The last rites for the European Monetary System could just be held over the weekend, finally enabling the French government to deliver the interest rate slash for which business is screaming, and that day can’t come soon enough for Compagnie des Machines Bull SA, which doesn’t look as if it can survive much more government-induced recession. The company’s first half losses soared to $338m from $288m a year ago, a 17.5% increase, and turnover declined twice as fast as it is at IBM Corp, falling 9.5% to $2,130m, suggesting that the company will soon be smaller than ICL Plc once more.Chairman Bernard Pache blamed the increasing losses on falling prices in the computer market. We were not able to avoid an erosion of our margins due to the sharp fall in prices in the sector, he told Reuter. Sales at the microcomputer arm, Zenith Data Systems, which was the company’s main source of losses and seriously called into question the wisdom of having bought the business, grew at twice the rate of the market in the period, but its losses also rose. Other businesses maintained their operating results but the overall operating loss deepened to $206m from $146.5m in the first half of 1992. Exchange rates were blamed for 3.7 percentage points of fall in turnover – but currencies are more realistically valued now than they were a year ago, so there is not much prospect of relief there.

Politically inspired

Bull has now accumulated losses of $2,530m in the past three years, which may still look like peanuts by comparison with the write-offs at IBM, but the company has shown no signs that it is doing more than managing decline: as with Siemens Nixdorf Informationssysteme AG, with each forecast, the time in the future that profits are seen to be possible actually lengthens, so that the prospects for profitability are receding rather than coming closer as time goes by. The company is now only tentatively forecasting an end to its operating losses in 1995.Industry Minister Gerard Longuet has put the company in notice that it needs a new strategy to stem its losses and stop it bleeding the French treasury dry. So far Bull has announced plans to cut its workforce by 18% over the next two years, has agreed an alliance with Packard Bell Electronics Inc and is poised to announce a new agreement with 4.7% shareholder NEC Corp in mainframes – although it is hard to see where new synergies and savings can be found here. NEC already makes all Bull’s largest mainframes and could sensibly make the lot, but that would not do much for French employment.

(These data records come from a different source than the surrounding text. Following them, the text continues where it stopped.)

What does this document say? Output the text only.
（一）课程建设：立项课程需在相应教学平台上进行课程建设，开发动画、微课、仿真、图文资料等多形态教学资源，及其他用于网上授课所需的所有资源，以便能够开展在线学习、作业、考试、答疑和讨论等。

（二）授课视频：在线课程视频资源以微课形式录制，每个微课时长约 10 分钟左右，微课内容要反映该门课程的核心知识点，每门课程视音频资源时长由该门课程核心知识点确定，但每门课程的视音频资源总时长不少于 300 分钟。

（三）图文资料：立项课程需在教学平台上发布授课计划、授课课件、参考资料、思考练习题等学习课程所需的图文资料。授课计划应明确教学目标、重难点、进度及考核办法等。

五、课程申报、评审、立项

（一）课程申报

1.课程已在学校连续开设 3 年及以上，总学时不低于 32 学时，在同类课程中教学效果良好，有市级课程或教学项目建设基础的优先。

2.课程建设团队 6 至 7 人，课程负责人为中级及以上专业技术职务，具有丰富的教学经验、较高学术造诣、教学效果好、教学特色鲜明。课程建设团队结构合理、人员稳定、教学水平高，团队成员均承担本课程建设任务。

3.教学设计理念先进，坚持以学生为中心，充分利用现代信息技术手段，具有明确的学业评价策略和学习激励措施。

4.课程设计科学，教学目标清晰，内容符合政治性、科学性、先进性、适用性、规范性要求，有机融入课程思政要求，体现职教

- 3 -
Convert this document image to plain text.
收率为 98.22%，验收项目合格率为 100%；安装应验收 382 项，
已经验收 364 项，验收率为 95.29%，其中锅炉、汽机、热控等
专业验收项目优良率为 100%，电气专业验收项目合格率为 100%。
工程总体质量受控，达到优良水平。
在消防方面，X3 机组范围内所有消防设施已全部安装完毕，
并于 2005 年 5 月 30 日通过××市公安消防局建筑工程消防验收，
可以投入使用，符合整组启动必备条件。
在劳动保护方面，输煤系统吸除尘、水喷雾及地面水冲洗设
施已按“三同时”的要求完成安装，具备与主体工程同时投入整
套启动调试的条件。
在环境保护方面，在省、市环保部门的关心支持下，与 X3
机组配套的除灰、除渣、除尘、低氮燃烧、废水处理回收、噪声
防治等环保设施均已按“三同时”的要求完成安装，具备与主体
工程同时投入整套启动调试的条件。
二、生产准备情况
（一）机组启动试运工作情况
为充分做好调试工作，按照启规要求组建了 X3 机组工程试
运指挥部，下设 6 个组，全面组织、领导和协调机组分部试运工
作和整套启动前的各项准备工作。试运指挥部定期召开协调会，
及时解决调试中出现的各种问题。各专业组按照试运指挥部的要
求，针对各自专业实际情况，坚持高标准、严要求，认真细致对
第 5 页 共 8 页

The company also has two incompatible operating systems and mainframe architectures to support – the 32-bit GCOS 7 and the 36-bit GCOS 8: it would make sense to kill one of these and migrate its users over to the other, but it’s a bit late to start thinking about that now. The politically-inspired alliance with IBM Corp is looking more and more like second best when the other option was a similar alliance with Hewlett-Packard Co: Hewlett-Packard’s Unix machines wear a halo of success around them, where IBM’s have to fight the image of failure that hangs over Armonk like a pall, just as it does over Bull’s Paris headquarters. With a new government in power and the future of Bull up in the air again, the press is taking exceptional interest in the firm and the results were leaked a day early.